Source : Le regard de l’anatomiste, dissections et invention du corps en Occident, par Rafaël Mandressi, éditions du Seuil, collection L’Univers historique.
L’édification du théâtre anatomique de Padoue est
associée au nom de Girolamo Fabrizi d’Acquapendente (1533-1619), qui y enseigna
l’anatomie et la chirurgie de 1565 à 1613. À ce titre, et en raison du prestige
de ses études à l’université de Padoue, Fabrizi fut personnellement un de
centres de l’anatomie mondiale pendant un demi-siècle. Sous son égide donc, fut
créé l’amphithéâtre, si rapidement détérioré qu’il fallut le reconstruire en
1594. Il s’agissait d’une structure en bois, pouvant accueillir deux cents
personnes environ, sur cinq étages de galeries.
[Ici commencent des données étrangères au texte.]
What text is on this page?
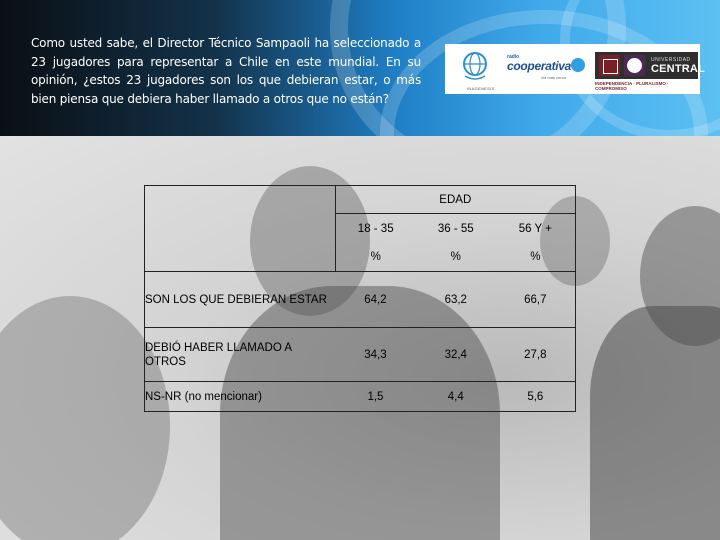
Como usted sabe, el Director Técnico Sampaoli ha seleccionado a 23 jugadores para representar a Chile en este mundial. En su opinión, ¿estos 23 jugadores son los que debieran estar, o más bien piensa que debiera haber llamado a otros que no están?
INAGENESIS
radio
cooperativa
vía más cerca
UNIVERSIDAD
CENTRAL
INDEPENDENCIA · PLURALISMO · COMPROMISO
	EDAD		
	18 - 35	36 - 55	56 Y +
	%	%	%
SON LOS QUE DEBIERAN ESTAR	64,2	63,2	66,7
DEBIÓ HABER LLAMADO A OTROS	34,3	32,4	27,8
NS-NR (no mencionar)	1,5	4,4	5,6
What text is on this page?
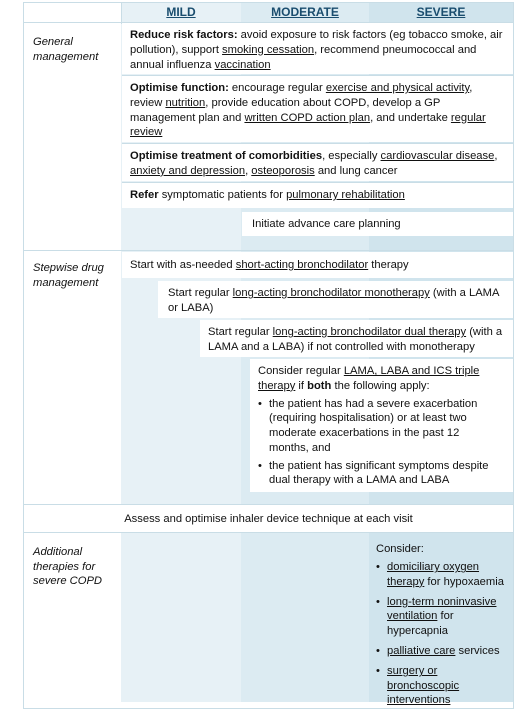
MILD	MODERATE	SEVERE
General management
Reduce risk factors: avoid exposure to risk factors (eg tobacco smoke, air pollution), support smoking cessation, recommend pneumococcal and annual influenza vaccination
Optimise function: encourage regular exercise and physical activity, review nutrition, provide education about COPD, develop a GP management plan and written COPD action plan, and undertake regular review
Optimise treatment of comorbidities, especially cardiovascular disease, anxiety and depression, osteoporosis and lung cancer
Refer symptomatic patients for pulmonary rehabilitation
Initiate advance care planning
Stepwise drug management
Start with as-needed short-acting bronchodilator therapy
Start regular long-acting bronchodilator monotherapy (with a LAMA or LABA)
Start regular long-acting bronchodilator dual therapy (with a LAMA and a LABA) if not controlled with monotherapy
Consider regular LAMA, LABA and ICS triple therapy if both the following apply:
• the patient has had a severe exacerbation (requiring hospitalisation) or at least two moderate exacerbations in the past 12 months, and
• the patient has significant symptoms despite dual therapy with a LAMA and LABA
Assess and optimise inhaler device technique at each visit
Additional therapies for severe COPD
Consider:
• domiciliary oxygen therapy for hypoxaemia
• long-term noninvasive ventilation for hypercapnia
• palliative care services
• surgery or bronchoscopic interventions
Sa forme ellipsoïdale était
significativement issue de l’étude anatomique de l’œil, très probablement
suggérée à Fabrizi par le théologie Paolo Sarpi (1552-1623) qui fut l’ami de l’anatomiste
de son patient lorsqu’il fut l’objet d’une tentative d’assassinat en 1607,
quelques mois après avoir été excommunié.
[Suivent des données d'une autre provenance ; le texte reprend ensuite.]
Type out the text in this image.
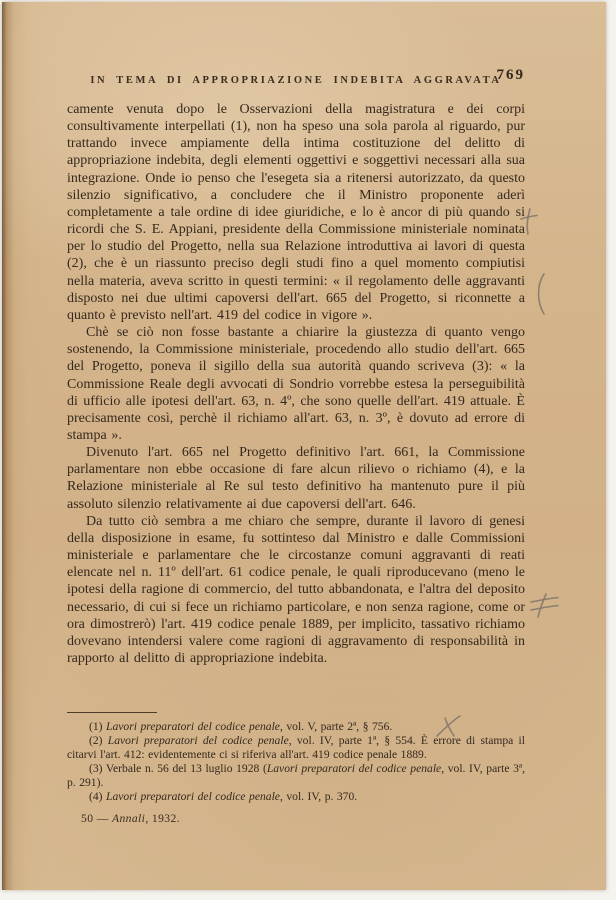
IN TEMA DI APPROPRIAZIONE INDEBITA AGGRAVATA
769

camente venuta dopo le Osservazioni della magistratura e dei corpi consultivamente interpellati (1), non ha speso una sola parola al riguardo, pur trattando invece ampiamente della intima costituzione del delitto di appropriazione indebita, degli elementi oggettivi e soggettivi necessari alla sua integrazione. Onde io penso che l'esegeta sia a ritenersi autorizzato, da questo silenzio significativo, a concludere che il Ministro proponente aderì completamente a tale ordine di idee giuridiche, e lo è ancor di più quando si ricordi che S. E. Appiani, presidente della Commissione ministeriale nominata per lo studio del Progetto, nella sua Relazione introduttiva ai lavori di questa (2), che è un riassunto preciso degli studi fino a quel momento compiutisi nella materia, aveva scritto in questi termini: « il regolamento delle aggravanti disposto nei due ultimi capoversi dell'art. 665 del Progetto, si riconnette a quanto è previsto nell'art. 419 del codice in vigore ».

Chè se ciò non fosse bastante a chiarire la giustezza di quanto vengo sostenendo, la Commissione ministeriale, procedendo allo studio dell'art. 665 del Progetto, poneva il sigillo della sua autorità quando scriveva (3): « la Commissione Reale degli avvocati di Sondrio vorrebbe estesa la perseguibilità di ufficio alle ipotesi dell'art. 63, n. 4º, che sono quelle dell'art. 419 attuale. È precisamente così, perchè il richiamo all'art. 63, n. 3º, è dovuto ad errore di stampa ».

Divenuto l'art. 665 nel Progetto definitivo l'art. 661, la Commissione parlamentare non ebbe occasione di fare alcun rilievo o richiamo (4), e la Relazione ministeriale al Re sul testo definitivo ha mantenuto pure il più assoluto silenzio relativamente ai due capoversi dell'art. 646.

Da tutto ciò sembra a me chiaro che sempre, durante il lavoro di genesi della disposizione in esame, fu sottinteso dal Ministro e dalle Commissioni ministeriale e parlamentare che le circostanze comuni aggravanti di reati elencate nel n. 11º dell'art. 61 codice penale, le quali riproducevano (meno le ipotesi della ragione di commercio, del tutto abbandonata, e l'altra del deposito necessario, di cui si fece un richiamo particolare, e non senza ragione, come or ora dimostrerò) l'art. 419 codice penale 1889, per implicito, tassativo richiamo dovevano intendersi valere come ragioni di aggravamento di responsabilità in rapporto al delitto di appropriazione indebita.

(1) Lavori preparatori del codice penale, vol. V, parte 2ª, § 756.

(2) Lavori preparatori del codice penale, vol. IV, parte 1ª, § 554. È errore di stampa il citarvi l'art. 412: evidentemente ci si riferiva all'art. 419 codice penale 1889.

(3) Verbale n. 56 del 13 luglio 1928 (Lavori preparatori del codice penale, vol. IV, parte 3ª, p. 291).

(4) Lavori preparatori del codice penale, vol. IV, p. 370.

50 — Annali, 1932.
Sarpi, qui s’intéressait à la logique et aux
mathématiques, à la chimie, au magnétisme, à la médecine et l’optique,
travailla avec Fabrizi dans des recherches sur l’anatomie de l’œil menée entre
1581 et 1584, c’est-à-dire au cours des années précédant la construction du
premier théâtre permanent. En 1592, lorsque celui-ci fut refait Fabrizi
commençait à se pencher à nouveau sur le sujet, encore sous l’influence des
idées de Sarpi. Coïncidence dans le temps qui est aussi coïncidence dans les
formes : on retrouve dans l’architecture du théâtre d’anatomie la
composition de cercles et d’ellipses des illustrations de l’anatomie de l’œil du
De visione, voce, auditu, publié par Fabrizi en 1600. Paolo Sarpi est cité dans
l’ouvrage, et sa contribution mise en avant. Les conceptions du théologien
furent transmises par l’anatomiste à l’architecte, peut-être Dario Varotari
(1539-1596) qui s’en inspira dans un projet où le plus petit des éléments
concentriques se rapproche d’une ellipse et le plus grand d’un cercle.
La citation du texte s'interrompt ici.